As widely anticipated, BOC kept its monetary policy unchanged with the overnight rate at 0.5%, the Bank rate at 0.75% and the deposit rate at 0.25%. The central bank acknowledged that both global and domestic economic indicators were consistent with its projection of improving growth laid out in January. It also note Canadian growth in 4q16 came in ‘slightly stronger than expected’. However, policymakers maintained a cautious tone noting that ‘material excess capacity’ remained and that the central bank is ‘attentive to the impact of significant uncertainties weighing on the outlook’. Therefore, the risks and slacks in the economy justified leaving the policy rate at exceptionally low level.
In the discussions of economic developments, BOC remained wary that ‘exports continue to face the ongoing competitiveness challenges described in the January MPR’. It added that despite improvement in the employment situation, ‘subdued growth in wages and hours worked continue to reflect persistent economic slack in Canada, in contrast to the US’. The central bank also reiterated its vigilance over ‘significant uncertainties’ and risks weighing on the outlook. We believe one of the biggest uncertainties and risks facing Canada is the new US administration tax and trade policies.
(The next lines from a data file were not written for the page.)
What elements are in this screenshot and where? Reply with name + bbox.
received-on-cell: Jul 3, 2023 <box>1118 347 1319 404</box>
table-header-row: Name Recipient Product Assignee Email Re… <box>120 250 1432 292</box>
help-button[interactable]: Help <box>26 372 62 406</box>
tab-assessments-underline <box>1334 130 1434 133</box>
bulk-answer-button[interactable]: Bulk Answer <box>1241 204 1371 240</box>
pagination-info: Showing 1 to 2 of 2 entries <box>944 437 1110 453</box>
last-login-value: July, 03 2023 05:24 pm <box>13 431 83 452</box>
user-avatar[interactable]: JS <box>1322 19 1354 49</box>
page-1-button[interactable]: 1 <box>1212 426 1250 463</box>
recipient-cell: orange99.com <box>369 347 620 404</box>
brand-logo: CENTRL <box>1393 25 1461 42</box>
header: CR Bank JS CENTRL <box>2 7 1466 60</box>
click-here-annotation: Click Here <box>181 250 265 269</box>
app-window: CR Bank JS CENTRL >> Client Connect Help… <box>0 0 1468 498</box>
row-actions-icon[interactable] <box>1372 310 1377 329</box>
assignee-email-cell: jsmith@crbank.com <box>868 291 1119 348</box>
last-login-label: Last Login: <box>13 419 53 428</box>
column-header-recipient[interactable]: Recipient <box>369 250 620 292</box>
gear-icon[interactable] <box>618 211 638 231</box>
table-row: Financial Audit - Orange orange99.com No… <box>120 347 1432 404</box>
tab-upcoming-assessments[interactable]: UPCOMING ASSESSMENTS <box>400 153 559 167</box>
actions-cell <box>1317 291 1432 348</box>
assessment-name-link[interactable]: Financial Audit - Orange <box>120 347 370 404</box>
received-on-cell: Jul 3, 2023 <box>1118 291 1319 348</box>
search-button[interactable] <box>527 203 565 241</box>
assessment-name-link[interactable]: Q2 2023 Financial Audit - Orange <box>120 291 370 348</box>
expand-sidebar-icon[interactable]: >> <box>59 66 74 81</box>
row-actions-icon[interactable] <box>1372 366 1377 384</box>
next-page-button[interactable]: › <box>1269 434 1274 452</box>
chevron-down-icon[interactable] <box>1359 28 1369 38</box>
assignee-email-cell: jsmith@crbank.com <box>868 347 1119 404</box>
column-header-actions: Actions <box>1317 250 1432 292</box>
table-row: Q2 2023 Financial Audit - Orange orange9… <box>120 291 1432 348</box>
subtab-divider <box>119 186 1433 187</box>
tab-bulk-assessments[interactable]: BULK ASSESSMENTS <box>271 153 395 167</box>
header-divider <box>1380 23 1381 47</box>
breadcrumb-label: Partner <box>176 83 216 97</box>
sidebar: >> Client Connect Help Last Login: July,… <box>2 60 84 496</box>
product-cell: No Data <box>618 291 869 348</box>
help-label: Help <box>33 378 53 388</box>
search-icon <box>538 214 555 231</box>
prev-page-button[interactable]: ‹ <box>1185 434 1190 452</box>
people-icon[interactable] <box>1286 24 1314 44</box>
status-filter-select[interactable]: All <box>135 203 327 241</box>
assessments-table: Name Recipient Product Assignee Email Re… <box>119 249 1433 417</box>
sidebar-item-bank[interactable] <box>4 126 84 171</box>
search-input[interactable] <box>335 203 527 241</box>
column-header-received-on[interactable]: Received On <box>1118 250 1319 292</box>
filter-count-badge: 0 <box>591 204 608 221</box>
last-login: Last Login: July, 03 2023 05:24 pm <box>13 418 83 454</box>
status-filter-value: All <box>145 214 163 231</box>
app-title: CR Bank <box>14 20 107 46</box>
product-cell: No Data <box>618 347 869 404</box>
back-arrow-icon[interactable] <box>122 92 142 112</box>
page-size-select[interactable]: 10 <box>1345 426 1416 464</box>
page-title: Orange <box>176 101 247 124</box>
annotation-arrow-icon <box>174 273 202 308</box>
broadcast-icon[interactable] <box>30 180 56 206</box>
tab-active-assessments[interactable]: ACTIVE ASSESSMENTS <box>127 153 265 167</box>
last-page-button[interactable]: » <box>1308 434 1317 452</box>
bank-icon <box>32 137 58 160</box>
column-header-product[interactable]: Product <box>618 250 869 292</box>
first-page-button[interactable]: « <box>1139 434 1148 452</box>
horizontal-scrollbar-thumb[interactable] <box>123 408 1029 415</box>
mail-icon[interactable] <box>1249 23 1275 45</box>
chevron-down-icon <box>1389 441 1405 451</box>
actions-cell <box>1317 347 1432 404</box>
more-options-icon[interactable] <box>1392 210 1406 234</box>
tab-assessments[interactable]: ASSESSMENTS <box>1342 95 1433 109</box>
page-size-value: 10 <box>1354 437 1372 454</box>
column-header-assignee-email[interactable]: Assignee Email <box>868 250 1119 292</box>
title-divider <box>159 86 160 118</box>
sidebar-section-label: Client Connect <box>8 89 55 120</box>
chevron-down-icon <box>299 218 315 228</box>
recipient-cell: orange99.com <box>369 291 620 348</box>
US President Donald Trump failed to surprise the market at his State of the Union address earlier this week. While he reiterated that plans to make historic tax reforms and increase infrastructural spending worth of as much as US$1 trillion, the details are lacking. On tax reform, Trump indicated that his team ‘is developing historic tax reform that will reduce the tax rate on our companies so they can compete and thrive anywhere and with anyone’ and would also ‘provide massive tax relief for the middle class’. Although the fact that Trump had not specifically mentioned border adjustment tax (BAT) at the joint session address might diminish the chance that such tax would be implemented, the risks cannot be ruled out. We believe Canada would be seriously affected if BAT is enacted given the close US-Canada trade relations.
According to the US trade office, Canada is US’ second largest goods trading partner (after China) with US$575B in total (two way) goods trade during 2015. The market would be closely watching the detailed tax plans, scheduled for release in coming weeks, to see if BAT would be adopted. If yes, if key Canadian exports, i.e. energy, would be exempted from the new tax.
Indeed, there are several scenarios that could happen to the new US-Canada trade relations. In case BAT is adopted, Canada’s export-reliant economy would be severely affected. We expect Canadian dollar to fall around 5% against US dollar. BOC would turn even more dovish, making further rate cut possible. However, if BAT is adopted with exemption in the energy sector, BOC would remain cautious, monitory the impact on non-energy exports. However, policymakers would be less urgent to cut rates further. The best scenario for Canada is no BAT in US’ new tax reform plan. In the case, BOC would likely change to a more neutral tone from the current dovish one. The chance of a BOC rate hike in late-2017 is also increased.